The Winter War
- A book cover of the English translation.
- Author: Antti Tuuri
- Original title: Finnish: Talvisota
- Translator: Richard Impola
- Language: Finnish
- Series: Ostrobothnia series
- Genre: War novel
- Publisher: Otava (Finnish) Aspasia Books (English)
- Publication date: 1984
- Publication place: Finland
- Published in English: 2003
- Media type: Print (hardback & paperback) & audio book (cassette, CD, ebook)
- Pages: 242 pp (Finnish) 208 pp (English)
- ISBN: 0-9731053-7-2
- OCLC: 53793184
- Preceded by: A Day in Ostrobothnia
- Followed by: American High Street

= The Winter War (novel) =

1984 war novel by Antti Tuuri

The Winter War (Talvisota) is a 1984 Finnish war novel by Antti Tuuri. It is part of the Ostrobothnia book series and it tells the story of Martti Hakala about his experiences in the Winter War. An English translation by Richard Impola was released in 2003.

== Plot ==
The war path of Martti Hakala (who acts as the narrator of the book) and his younger brother Paavo Hakala begins on October 13, 1939, when the men go with other conscripts from Kauhava for extra refresher training. The Hakala brothers are placed in the infantry regiment 23, which was made up of people from Ostrobothnia, and was commanded by lieutenant colonel Matti Laurila.

The regiment is concentrated by train transport and foot marches to the Karelian Isthmus. Before the outbreak of war, the regiment trains and participates in fortification works in the villages of Unnunkoski and Konnitsa. In Konnitsa, a romance develops between Paavo Hakala and a local young woman, which ends when the woman's family leaves for the evacuation center. At the same time, Paavo also has a romance with a neighbor's girl.

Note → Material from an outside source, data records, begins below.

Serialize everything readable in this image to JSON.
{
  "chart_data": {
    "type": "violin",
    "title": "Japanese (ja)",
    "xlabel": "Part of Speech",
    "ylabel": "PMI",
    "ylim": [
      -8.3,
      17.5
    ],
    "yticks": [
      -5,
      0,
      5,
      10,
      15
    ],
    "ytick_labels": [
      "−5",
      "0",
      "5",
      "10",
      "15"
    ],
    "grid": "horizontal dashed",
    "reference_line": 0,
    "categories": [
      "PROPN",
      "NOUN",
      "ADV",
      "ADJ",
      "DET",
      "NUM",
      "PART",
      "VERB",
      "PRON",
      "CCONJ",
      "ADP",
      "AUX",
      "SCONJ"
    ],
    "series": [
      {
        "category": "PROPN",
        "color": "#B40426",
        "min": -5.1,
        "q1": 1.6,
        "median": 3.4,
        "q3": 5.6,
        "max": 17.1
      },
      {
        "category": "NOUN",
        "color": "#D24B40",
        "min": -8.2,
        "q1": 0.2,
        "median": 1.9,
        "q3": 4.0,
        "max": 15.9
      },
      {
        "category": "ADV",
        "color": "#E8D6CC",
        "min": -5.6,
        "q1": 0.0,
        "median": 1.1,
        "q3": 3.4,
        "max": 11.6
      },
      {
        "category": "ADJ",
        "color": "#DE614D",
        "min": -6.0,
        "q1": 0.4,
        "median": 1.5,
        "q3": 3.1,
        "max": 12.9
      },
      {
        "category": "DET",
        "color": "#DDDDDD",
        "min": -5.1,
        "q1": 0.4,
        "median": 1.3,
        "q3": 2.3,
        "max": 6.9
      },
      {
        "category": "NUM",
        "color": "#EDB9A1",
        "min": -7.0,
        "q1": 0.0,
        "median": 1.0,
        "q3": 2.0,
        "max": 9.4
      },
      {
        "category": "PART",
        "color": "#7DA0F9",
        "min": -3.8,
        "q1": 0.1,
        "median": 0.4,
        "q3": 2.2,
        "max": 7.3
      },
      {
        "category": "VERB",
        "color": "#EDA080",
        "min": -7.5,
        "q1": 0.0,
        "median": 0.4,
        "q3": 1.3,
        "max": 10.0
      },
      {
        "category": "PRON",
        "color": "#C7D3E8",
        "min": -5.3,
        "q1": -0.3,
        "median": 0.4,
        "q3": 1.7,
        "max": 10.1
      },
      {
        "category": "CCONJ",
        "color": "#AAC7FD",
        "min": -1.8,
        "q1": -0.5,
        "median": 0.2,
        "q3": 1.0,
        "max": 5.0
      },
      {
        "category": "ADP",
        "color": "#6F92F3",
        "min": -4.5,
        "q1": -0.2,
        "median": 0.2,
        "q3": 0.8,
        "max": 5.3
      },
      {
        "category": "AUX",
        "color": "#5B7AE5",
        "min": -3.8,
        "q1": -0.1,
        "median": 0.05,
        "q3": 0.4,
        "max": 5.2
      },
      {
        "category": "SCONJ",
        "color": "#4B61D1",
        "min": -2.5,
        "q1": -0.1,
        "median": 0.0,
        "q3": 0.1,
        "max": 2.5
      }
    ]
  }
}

After the outbreak of the Winter War, the regiment is ordered to the front line in the open field of Terenttilä in Metsäpirtti on Independence Day. In Terenttilä, Martti and Paavo fight successfully against the Red Army. Martti Hakala describes the warfare very accurately. Paavo Hakala is wounded in Terenttilä and goes on home leave. Shortly after returning from home vacation, Paavo dies by a direct hit from enemy artillery in front of Martti's eyes. Martti is deeply affected by his brother's death, but in the reality of war there is no possibility to mourn. Martti finds love letters in Paavo's belongings that Paavo received from a woman he met in the village of Konnitsa. To protect his brother's reputation, Martti burns the letters.

The regiment will be moved from the fields of Terenttilä to rest on Boxing Day. Martti gets to visit home on vacation during his rest. After the holiday, Martti's team will spend some time renovating the rear lines of the Taipale front. After this, the regiment is quickly transferred to the Äyräpää front. The regiment experiences very heavy losses in Äyräpää and the entire front is close to collapse. Martti and the rest of the regiment are at the limit of their fighting ability. The coming of peace on March 13, 1940 saves Martti and the rest of the regiment's depleted men.

In the last sentences of the book, Martti describes the great bitterness he experienced at how, despite the great losses, the Finnish Army had to withdraw to the borders according to the Moscow Peace Treaty and hand over the territories it defended to the Soviet Union.

== Film adaptation ==

In 1989, a film adaptation based on the novel was released, directed by Pekka Parikka and starring by Taneli Mäkelä, Vesa Vierikko and Timo Torikka. Tuuri also participated in the making of the film as a screenwriter.